In May specialists of the University of California created the CRISPR-EZ technology allowing to insert into genomes of embryos of mice new molecules DNA with almost absolute success. The CRISPR/Cas9 system is brought in the impregnated ova of animals by means of a microscopic needle and tiny electric discharge. In the experiment scientists managed to bring a mutation in a gene at 88 percent of mice. It exceeds quantity of the genetically modified mice received by means of the CRISPR editing method in which regular injections are used.
In April, having applied mutant Cas9 option which has no nukleazny activity, molecular biologists from Medical school in case of the Massachusetts university developed CRISPRainbow technology. The directing RNA specifying where to be attached to enzymes, contained fluorescent tags that allows to monitor movement of mobile genetic elements, for example.
Marvelous new world
Scientists already apply CRISPR system to creation of genetically modified organisms, for example, of the malarial mosquitoes extending harmful genes among the wild relatives. This method is called the gene drive. If one of parents of an individual was the carrier of a mutant gene, then it will give him to the descendant with 50 percent probability. So occurs because the parent has two copies of a gene, and only one of them defective. CRISPR is capable to copy a mutant fragment and to insert it into a healthy gene. As a result descendants receive a mutation with 100 percent probability.

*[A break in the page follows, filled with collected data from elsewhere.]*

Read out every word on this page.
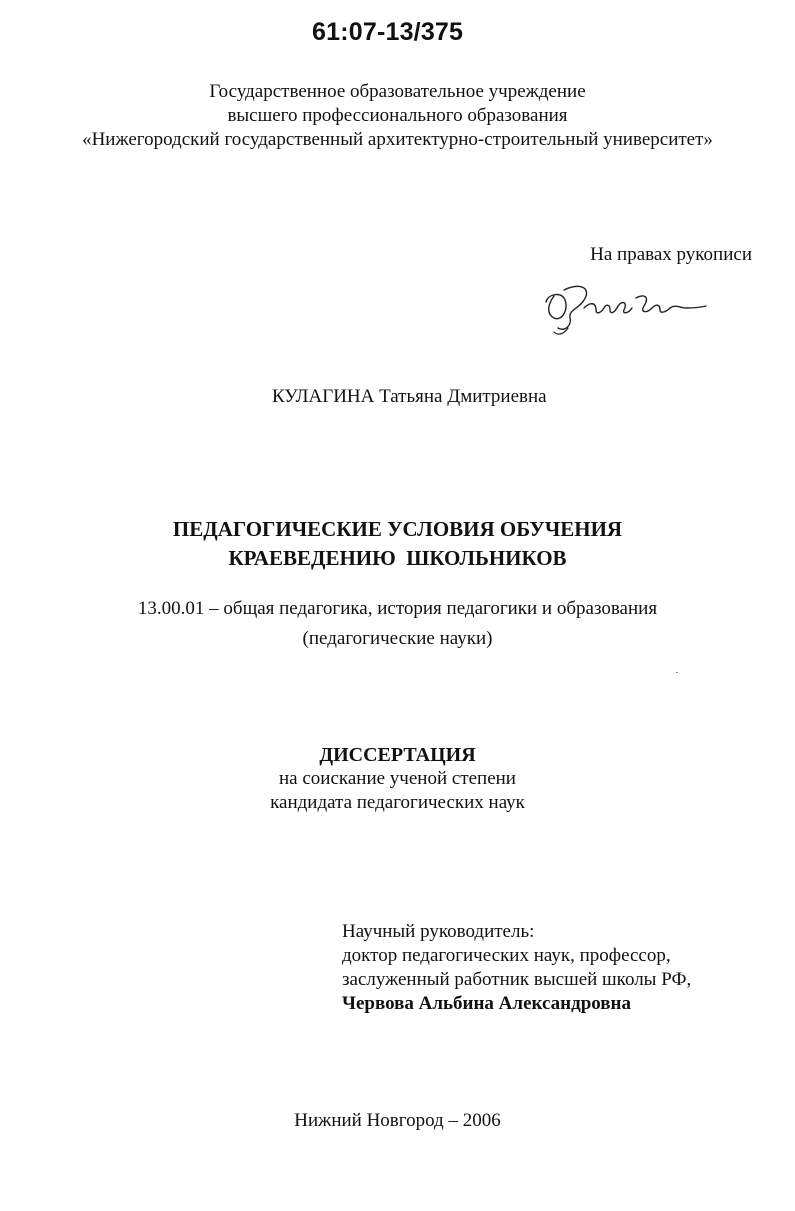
61:07-13/375
Государственное образовательное учреждение
высшего профессионального образования
«Нижегородский государственный архитектурно-строительный университет»
На правах рукописи
КУЛАГИНА Татьяна Дмитриевна
ПЕДАГОГИЧЕСКИЕ УСЛОВИЯ ОБУЧЕНИЯ
КРАЕВЕДЕНИЮ  ШКОЛЬНИКОВ
13.00.01 – общая педагогика, история педагогики и образования
(педагогические науки)
ДИССЕРТАЦИЯ
на соискание ученой степени
кандидата педагогических наук
Научный руководитель:
доктор педагогических наук, профессор,
заслуженный работник высшей школы РФ,
Червова Альбина Александровна
Нижний Новгород – 2006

In 2016 experts of the Advisory committee in recombinant DNA (Recombinant DNA Advisory Committee, RAC) approved the request of the Pennsylvanian university for carrying out testing on genetic modification of the person by means of CRISPR/Cas9 technology.
However they were overtaken by Chinese. In November the Nature magazine reported that scientists of the People’s Republic of China introduced in the person of a cage with the genes modified by the CRISPR/Cas9 system for the first time. Researchers took immune cages (T-lymphocytes) from blood of the patient affected with the spreading lung cancer and then used CRISPR technology for shutdown of the gene coding protein PD-1. The last as it was shown, suppresses immunity, promoting growth of a tumor. Scientists cultivated the edited cages, having increased their quantity, and then entered them back into a human body. Whether gene therapy will cope with the illness, so far it is unknown.
Also can be applied by CRISPR system to fight against HIV and heritable diseases of the person. However for development of effective methods of treatment further researches are required. Of course, this is not about mutants as in fantastic movies, however scientists will be able to create quickly enough genetically modified organisms, for example agricultural plants with resistance to parasites. It is necessary to guess why the scientists who opened CRISPR and thought as it can be used, didn’t get the Nobel prize yet.